What I learn from Peppa Pig

Collectively, all the inhabitants of the Peppa world work joyfully to make it a better and more enjoyable place.

Collectively, all the inhabitants of the Peppa world work joyfully to make it a better and more enjoyable place.
| Photo Credit: CHINA STRINGER NETWORK/REUTERS

Last night, like many other nights before, I sat down with my young children to watch one of our favourite cartoons — Peppa Pig. While watching some of the latest episodes with the enthusiasm of a kid, I once again felt overwhelmed with the insightful content of this show. The underlying idea of promoting egalitarianism and humanism (through the medium of non-human animals), deconstructing dualities and accommodating plurality is palpable in almost every episode.

The most attractive feature is the non-sexist approach as opposed to the androcentric narratives of the past. As a kid of the 1980s, I grew up watching and admiring machoism and chivalry in shows like He-Man, Spider Man, Mickey Mouse, and Vikram Betaal. On the contrary, in Peppa Pig, I found that perspectives are gender-neutral and there’s no room for male hegemony.
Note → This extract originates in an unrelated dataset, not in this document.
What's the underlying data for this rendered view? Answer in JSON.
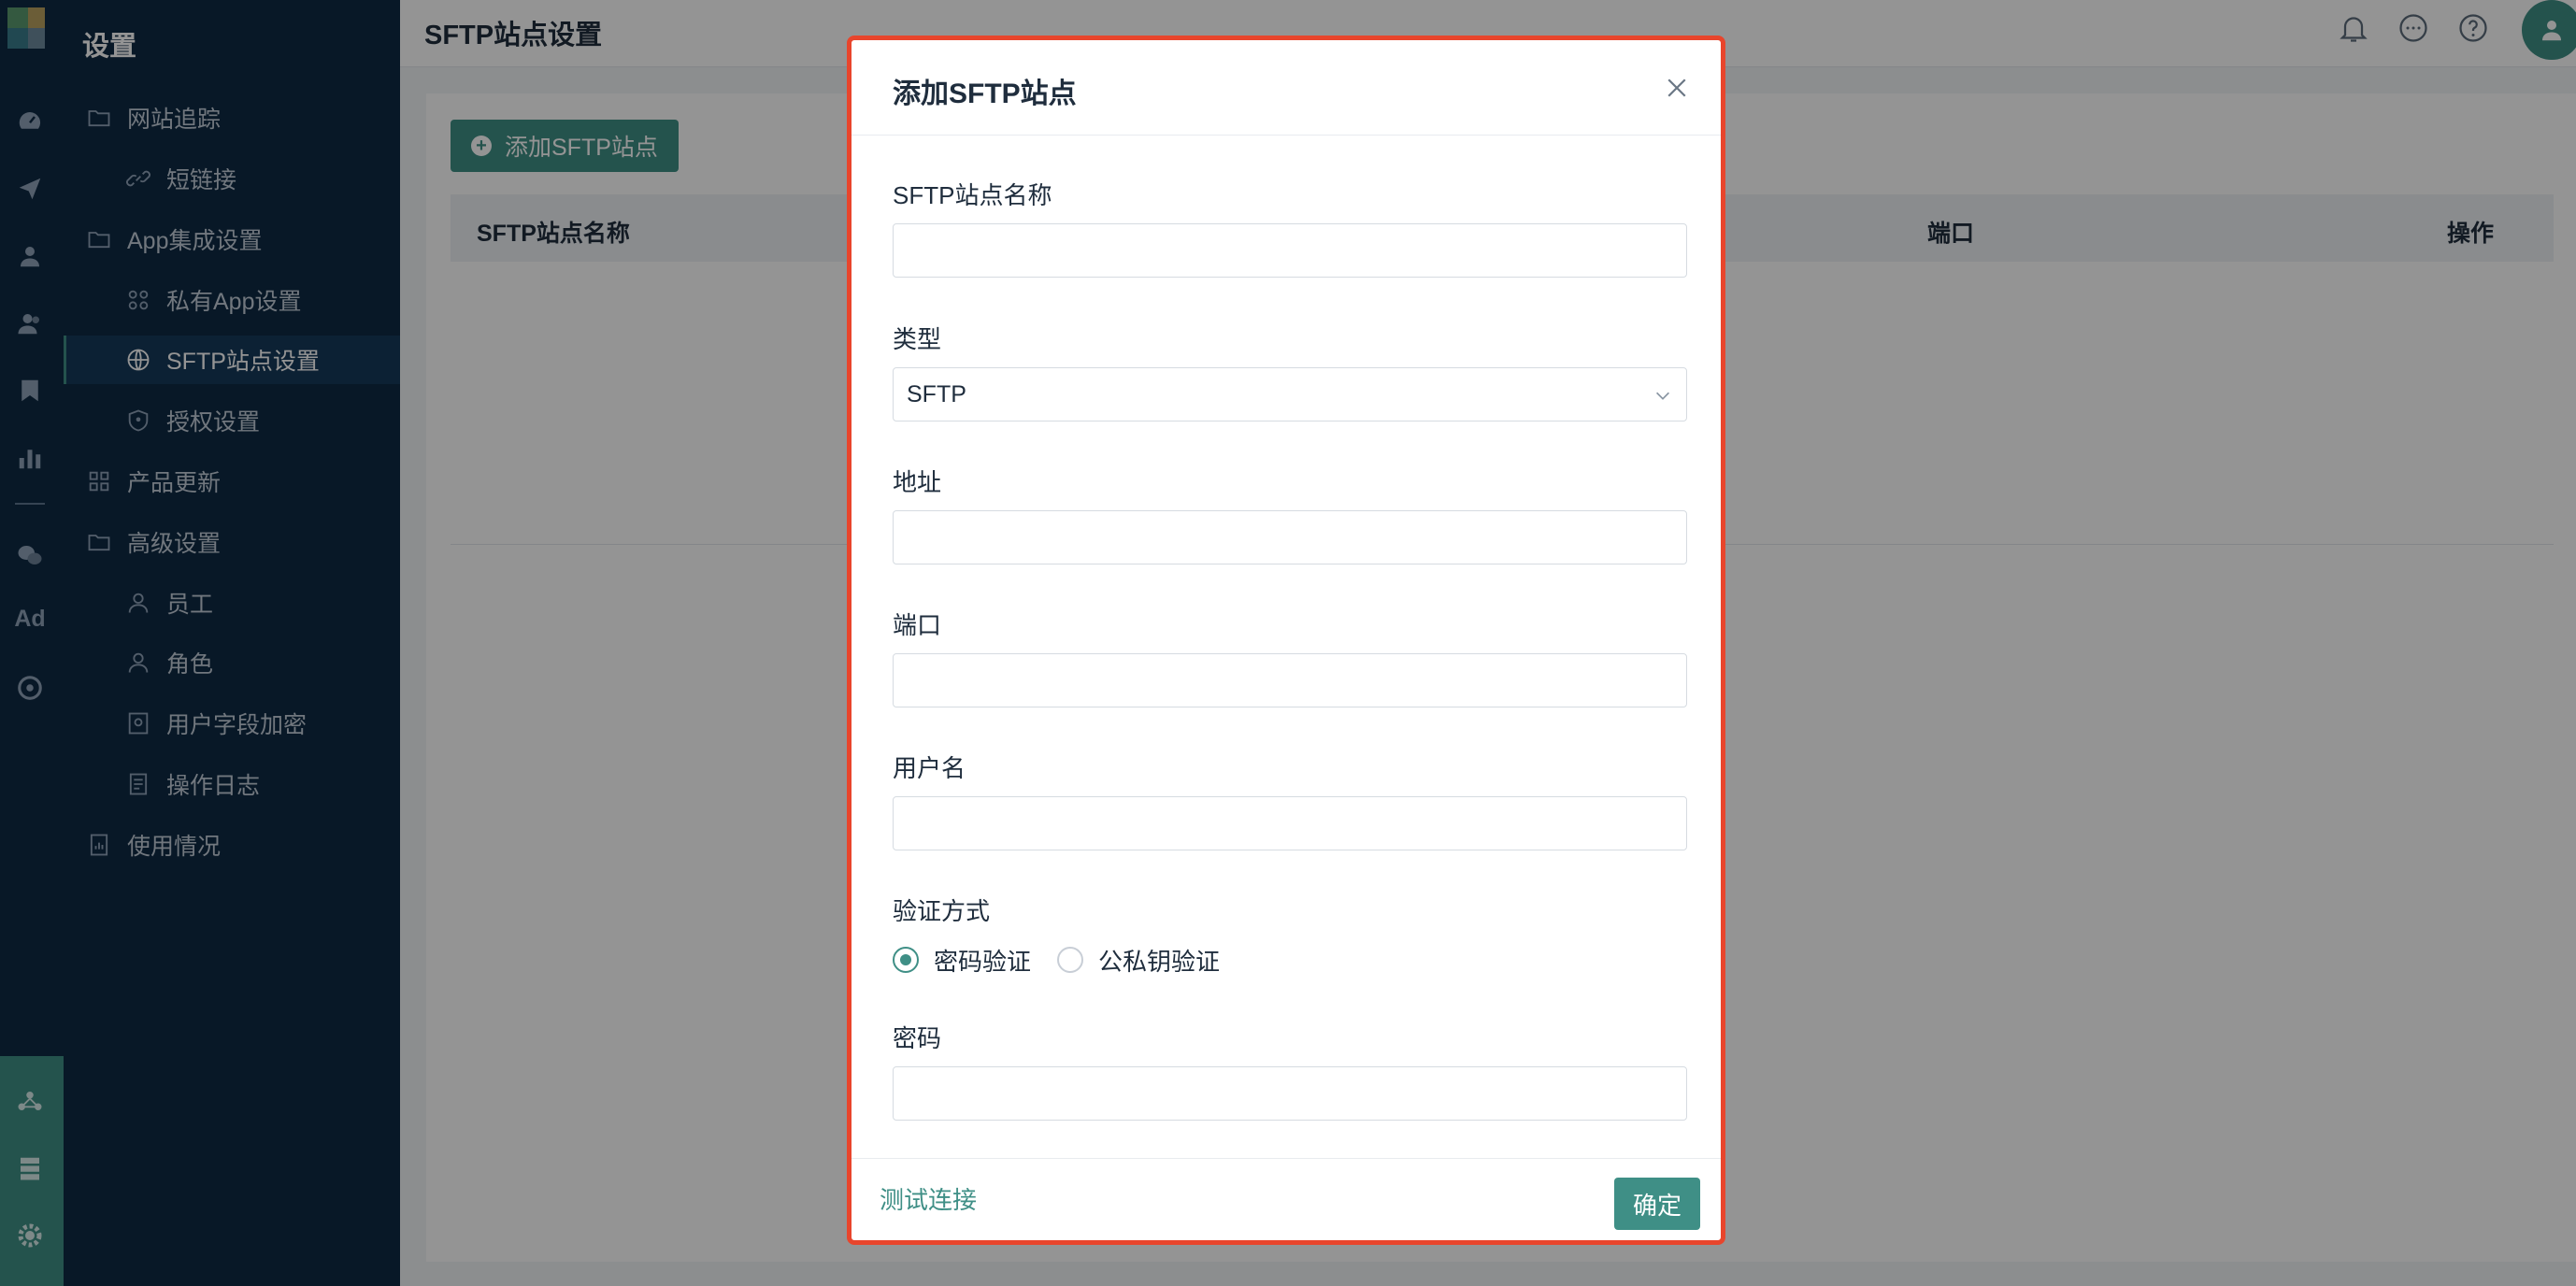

For instance, the character Ms. Rabbit is the most industrious of all. As a rescue worker of indomitable spirit, she even rescues the superhero Mr. Potato when he is stuck in the dome of a building. Ms. Rabbit performs multiple jobs and receives a gold medal from the Queen for her hard work. In the same vein, there’s no specific role meant for Mummy Pig. She is a working woman and the decision-maker of the family. Daddy Pig is as responsible for the household chores as Mummy Pig. Together they all commit silly mistakes and the family laughs out loud at each other’s goof-ups.
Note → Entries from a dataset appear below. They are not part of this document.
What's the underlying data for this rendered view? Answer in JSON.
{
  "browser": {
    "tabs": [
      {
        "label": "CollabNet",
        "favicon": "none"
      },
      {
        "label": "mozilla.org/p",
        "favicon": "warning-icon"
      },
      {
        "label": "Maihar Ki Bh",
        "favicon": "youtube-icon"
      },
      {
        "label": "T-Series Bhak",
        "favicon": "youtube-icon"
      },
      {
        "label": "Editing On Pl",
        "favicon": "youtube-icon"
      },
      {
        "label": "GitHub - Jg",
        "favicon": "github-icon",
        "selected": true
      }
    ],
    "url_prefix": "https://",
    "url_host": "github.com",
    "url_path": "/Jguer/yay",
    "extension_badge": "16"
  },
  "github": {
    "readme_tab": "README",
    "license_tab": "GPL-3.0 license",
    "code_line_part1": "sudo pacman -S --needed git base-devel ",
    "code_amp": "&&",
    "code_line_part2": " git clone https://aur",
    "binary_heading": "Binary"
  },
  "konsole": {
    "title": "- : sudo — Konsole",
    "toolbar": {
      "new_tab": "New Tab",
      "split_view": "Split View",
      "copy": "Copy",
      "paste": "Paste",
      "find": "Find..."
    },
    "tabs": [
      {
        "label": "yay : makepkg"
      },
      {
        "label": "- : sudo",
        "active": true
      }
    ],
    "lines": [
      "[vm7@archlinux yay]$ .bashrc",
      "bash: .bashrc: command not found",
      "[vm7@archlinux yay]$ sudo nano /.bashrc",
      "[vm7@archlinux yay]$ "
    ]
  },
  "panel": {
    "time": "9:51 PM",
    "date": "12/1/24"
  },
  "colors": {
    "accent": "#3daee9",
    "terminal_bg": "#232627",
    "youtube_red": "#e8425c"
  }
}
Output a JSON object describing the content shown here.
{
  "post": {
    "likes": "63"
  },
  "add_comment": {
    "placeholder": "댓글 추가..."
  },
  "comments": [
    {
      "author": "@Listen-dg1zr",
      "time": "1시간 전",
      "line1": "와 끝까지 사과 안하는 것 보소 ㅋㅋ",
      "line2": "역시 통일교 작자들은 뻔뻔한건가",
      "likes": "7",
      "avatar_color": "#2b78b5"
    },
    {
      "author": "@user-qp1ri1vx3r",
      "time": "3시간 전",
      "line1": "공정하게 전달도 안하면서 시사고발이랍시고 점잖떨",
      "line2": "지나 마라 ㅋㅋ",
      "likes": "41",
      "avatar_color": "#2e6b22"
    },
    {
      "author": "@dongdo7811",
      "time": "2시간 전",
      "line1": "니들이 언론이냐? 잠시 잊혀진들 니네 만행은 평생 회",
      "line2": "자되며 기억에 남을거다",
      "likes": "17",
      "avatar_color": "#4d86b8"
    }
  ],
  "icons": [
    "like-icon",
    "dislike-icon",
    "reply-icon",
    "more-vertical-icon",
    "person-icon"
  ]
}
The gap between highs and lows is bridged by some plots wherein the Queen of England takes little school children on a bus ride for a city tour, police officials respond to the trivial requirements of civilians and the paediatrician Mr. Brown Bear is least offended when his young patient Pedro Pony asks him to scratch his [Pedro’s] ear. Classrooms are places to gain knowledge and accept classmates from different backgrounds — Mandy Mouse is a child in a wheelchair, Polar Bear has two mothers where one mother cooks spaghetti and the other mom is a doctor, and the twin panda sisters have their mother working in a fire unit.
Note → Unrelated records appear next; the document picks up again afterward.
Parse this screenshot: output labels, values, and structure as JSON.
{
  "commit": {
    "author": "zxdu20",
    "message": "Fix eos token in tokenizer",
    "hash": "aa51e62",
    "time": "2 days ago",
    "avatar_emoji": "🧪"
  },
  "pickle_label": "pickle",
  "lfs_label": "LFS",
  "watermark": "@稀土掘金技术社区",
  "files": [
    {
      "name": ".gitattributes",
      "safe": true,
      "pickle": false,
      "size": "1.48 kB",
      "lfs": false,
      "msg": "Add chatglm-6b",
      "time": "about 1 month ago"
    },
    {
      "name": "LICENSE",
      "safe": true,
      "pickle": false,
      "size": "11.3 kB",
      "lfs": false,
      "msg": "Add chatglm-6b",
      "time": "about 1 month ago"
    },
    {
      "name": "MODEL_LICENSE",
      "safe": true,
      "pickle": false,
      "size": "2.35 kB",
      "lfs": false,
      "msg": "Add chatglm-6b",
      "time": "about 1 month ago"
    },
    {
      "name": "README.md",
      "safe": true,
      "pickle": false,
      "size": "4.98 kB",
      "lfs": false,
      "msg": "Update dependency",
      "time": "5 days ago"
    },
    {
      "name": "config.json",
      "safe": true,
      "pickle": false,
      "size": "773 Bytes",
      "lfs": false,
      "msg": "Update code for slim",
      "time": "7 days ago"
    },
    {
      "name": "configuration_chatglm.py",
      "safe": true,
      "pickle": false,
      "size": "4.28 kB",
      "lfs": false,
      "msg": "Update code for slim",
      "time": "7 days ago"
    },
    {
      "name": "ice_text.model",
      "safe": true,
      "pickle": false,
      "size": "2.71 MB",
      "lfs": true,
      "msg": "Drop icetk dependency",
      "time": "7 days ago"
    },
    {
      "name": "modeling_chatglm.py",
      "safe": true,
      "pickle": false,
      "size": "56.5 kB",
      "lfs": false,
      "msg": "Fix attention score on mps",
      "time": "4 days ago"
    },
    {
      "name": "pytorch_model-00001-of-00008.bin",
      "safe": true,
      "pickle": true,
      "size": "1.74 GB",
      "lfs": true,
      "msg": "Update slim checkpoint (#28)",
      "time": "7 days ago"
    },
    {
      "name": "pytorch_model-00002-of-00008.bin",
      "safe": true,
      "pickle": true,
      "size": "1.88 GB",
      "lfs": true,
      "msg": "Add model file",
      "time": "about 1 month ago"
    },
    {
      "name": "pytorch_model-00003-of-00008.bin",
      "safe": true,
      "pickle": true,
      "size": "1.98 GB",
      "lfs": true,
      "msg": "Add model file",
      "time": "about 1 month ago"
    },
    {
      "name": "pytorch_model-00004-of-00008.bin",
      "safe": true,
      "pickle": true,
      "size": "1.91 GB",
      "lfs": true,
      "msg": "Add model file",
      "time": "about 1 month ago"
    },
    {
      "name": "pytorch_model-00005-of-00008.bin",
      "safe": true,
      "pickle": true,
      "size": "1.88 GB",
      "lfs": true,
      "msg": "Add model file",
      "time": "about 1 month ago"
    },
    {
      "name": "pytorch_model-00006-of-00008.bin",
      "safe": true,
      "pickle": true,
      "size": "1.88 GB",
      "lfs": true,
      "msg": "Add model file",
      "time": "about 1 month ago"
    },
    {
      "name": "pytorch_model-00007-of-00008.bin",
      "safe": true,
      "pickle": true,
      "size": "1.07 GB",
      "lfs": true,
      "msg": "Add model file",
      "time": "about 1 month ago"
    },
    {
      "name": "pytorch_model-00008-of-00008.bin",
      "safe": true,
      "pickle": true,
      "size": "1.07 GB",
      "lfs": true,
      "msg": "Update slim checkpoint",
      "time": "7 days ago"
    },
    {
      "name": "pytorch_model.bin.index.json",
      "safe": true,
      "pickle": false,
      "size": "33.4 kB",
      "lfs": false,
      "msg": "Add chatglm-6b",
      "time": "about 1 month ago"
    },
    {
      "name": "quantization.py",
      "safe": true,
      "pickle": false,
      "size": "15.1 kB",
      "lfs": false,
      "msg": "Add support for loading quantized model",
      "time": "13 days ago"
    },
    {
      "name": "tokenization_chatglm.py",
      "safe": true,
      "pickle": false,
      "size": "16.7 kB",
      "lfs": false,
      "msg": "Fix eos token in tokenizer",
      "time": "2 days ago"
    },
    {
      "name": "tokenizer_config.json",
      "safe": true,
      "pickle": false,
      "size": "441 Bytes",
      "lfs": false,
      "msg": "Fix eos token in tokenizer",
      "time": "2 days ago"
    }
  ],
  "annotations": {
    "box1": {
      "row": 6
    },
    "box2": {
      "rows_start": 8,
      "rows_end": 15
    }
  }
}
The programme also fosters a sense of duty in different ways. For example, handling multiple job profiles. Ms. Rabbit as a rescue worker is available round the clock with a never-say-die attitude. Police officer Mr. Panda lends unconditional support to everyone and construction worker Mr. Bull is just a call away to fix the issues of people in need. Collectively, all the inhabitants of the Peppa world work joyfully to make it a better and more enjoyable place.

Overall, Peppa Pig is a calm, soothing, and non-violent project that transcends social divides and promotes a society based on values of love, friendship and respect. Amidst all the complexities of life, the show’s simplicity may be a heartwarming entertainment for many. At the same time, to some logical minds, it may be a mere piece of fiction or utopia. But to me, it is a perfect display of an ideal world which young minds must see, understand, and aim to create in the times to come.